Personal details
- Born: July 28, 1869 New Rochelle, New York, US
- Died: February 4, 1918 (aged 48) New York, US
- Spouse: Cornelia Booream Zabriskie ​ ​(m. 1896)​
- Relations: Grenville T. Emmet (brother)
- Parent(s): Richard Stockton Emmet Katherine Temple Emmet
- Education: St. Paul's School
- Alma mater: Columbia Law School Columbia College

= William T. Emmet =

American lawyer

William Temple Emmet (July 28, 1869 – February 4, 1918) was an American lawyer from New York.

== Life ==
Emmet was born on July 28, 1869, in New Rochelle, New York, the son of lawyer Richard Stockton Emmet and Katharine Temple. His brothers included assemblyman Richard S. Emmet Jr. and lawyer Grenville T. Emmet. He was the great-grandson of Thomas Addis Emmet, a leader of the Society of United Irishmen that immigrated to America, where he worked as a lawyer in New York City and served as Attorney General of New York.

Emmet attended St. Paul's School in Concord, New Hampshire, and Columbia College. He studied law in the law office of Judge Martin K. Keogh and spent a year in Columbia Law School. He graduated from there in 1891 and was admitted to the bar in 1892. He initially practiced law in his native county, but in 1894 he formed a partnership in New York City. Almost immediately after his 21st birthday, he was elected Trustee of New Rochelle, serving in that position from 1891 to 1894. He was a delegate to the 1894 New York State Constitutional Convention. In 1900, Mayor Van Wyck appointed him to the New York City Board of Education. He was a delegate to the 1904 and 1912 Democratic National Conventions.

Emmet was counsel to the New York to the New York Life Insurance and Trust Company. He was an active member of the Democratic Party and was an organizer of the Democratic League. In 1912, he was appointed Superintendent of the New York State Insurance Department. In 1914, he was appointed to the Public Service Commissioner. By then, he resided in South Salem.

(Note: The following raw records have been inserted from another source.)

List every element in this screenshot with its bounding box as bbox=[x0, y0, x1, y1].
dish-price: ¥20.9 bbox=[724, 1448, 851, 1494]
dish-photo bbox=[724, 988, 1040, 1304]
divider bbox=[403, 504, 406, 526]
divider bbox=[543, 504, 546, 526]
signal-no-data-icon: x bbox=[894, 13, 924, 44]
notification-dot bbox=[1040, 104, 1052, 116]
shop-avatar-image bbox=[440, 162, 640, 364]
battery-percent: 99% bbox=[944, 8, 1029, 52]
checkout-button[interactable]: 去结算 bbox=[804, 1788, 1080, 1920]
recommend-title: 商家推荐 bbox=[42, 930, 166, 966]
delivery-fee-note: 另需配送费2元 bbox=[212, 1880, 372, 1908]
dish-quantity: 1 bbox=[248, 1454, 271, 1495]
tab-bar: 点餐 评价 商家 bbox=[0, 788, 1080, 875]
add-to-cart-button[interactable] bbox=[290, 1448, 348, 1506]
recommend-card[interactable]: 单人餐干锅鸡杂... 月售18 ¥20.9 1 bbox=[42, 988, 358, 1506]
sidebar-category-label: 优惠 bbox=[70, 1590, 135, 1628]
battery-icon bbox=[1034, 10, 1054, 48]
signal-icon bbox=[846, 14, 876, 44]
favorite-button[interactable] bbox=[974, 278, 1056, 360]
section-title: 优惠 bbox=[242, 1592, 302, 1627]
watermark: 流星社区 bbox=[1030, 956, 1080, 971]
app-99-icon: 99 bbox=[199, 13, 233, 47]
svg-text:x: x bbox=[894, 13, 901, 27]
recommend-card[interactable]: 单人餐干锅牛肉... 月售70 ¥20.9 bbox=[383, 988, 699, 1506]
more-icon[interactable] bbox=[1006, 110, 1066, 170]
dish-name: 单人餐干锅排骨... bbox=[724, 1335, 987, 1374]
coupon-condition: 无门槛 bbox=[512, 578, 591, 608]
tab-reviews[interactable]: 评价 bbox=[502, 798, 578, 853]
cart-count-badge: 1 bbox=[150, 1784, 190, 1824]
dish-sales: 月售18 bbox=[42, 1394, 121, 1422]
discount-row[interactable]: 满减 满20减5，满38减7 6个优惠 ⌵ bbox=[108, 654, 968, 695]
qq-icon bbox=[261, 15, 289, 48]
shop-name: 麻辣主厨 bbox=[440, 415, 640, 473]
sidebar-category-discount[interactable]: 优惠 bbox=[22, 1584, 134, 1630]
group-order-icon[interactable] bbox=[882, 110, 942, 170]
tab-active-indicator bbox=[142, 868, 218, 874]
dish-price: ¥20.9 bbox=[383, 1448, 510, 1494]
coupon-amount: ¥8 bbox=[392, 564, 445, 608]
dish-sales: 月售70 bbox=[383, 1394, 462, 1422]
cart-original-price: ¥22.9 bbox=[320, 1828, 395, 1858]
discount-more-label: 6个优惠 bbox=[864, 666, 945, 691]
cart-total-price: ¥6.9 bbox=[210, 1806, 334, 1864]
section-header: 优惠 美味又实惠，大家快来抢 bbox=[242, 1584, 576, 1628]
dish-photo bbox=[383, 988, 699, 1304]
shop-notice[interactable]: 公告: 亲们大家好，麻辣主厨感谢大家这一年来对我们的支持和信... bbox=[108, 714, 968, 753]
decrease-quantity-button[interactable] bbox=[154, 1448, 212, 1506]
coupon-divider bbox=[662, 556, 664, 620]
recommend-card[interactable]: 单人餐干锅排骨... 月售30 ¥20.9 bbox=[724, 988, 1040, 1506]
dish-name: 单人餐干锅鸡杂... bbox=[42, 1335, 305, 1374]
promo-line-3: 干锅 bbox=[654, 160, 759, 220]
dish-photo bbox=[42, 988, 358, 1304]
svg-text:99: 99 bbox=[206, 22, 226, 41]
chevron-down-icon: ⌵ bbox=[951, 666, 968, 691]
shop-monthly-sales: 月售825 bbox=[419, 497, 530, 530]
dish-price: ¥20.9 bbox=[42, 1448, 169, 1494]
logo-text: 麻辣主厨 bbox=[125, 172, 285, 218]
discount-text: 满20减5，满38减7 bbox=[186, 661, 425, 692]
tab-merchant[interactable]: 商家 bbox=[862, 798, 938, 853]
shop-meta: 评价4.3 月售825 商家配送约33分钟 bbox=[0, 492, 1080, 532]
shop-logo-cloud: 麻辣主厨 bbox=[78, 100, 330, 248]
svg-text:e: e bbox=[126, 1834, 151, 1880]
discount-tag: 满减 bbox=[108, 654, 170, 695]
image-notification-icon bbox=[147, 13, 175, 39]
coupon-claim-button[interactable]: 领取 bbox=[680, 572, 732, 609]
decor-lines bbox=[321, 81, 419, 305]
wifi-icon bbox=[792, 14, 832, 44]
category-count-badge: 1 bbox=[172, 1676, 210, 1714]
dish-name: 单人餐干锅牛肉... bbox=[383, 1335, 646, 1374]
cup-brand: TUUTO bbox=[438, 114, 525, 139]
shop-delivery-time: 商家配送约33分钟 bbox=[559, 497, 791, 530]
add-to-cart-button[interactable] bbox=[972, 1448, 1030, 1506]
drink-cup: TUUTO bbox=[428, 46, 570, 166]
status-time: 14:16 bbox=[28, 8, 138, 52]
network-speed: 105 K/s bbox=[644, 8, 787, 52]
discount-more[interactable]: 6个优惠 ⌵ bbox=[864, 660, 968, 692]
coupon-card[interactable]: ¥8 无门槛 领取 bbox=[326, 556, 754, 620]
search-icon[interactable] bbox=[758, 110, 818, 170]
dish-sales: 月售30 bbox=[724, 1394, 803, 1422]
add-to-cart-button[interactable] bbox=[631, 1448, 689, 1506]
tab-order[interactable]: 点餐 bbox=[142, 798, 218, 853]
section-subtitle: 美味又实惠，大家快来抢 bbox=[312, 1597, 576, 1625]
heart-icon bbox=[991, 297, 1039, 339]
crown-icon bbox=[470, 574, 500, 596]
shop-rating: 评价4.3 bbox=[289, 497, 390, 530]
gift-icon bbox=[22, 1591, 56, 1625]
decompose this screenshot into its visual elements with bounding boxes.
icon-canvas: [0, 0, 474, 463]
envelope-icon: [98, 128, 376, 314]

Emmet was a member of the New York City Bar Association since 1891. He was also a member of the New York County Lawyers' Association, the Metropolitan Club, and the Players Club. He attended the Episcopal Church. In 1896, he married Cornelia Booream Zabriskie. Their children were Katharine Temple, Richard Stockton, and William Temple.

Emmet died at his home in New York City from angina pectoris on February 4, 1918. He was buried in Beechwoods Cemetery in New Rochelle.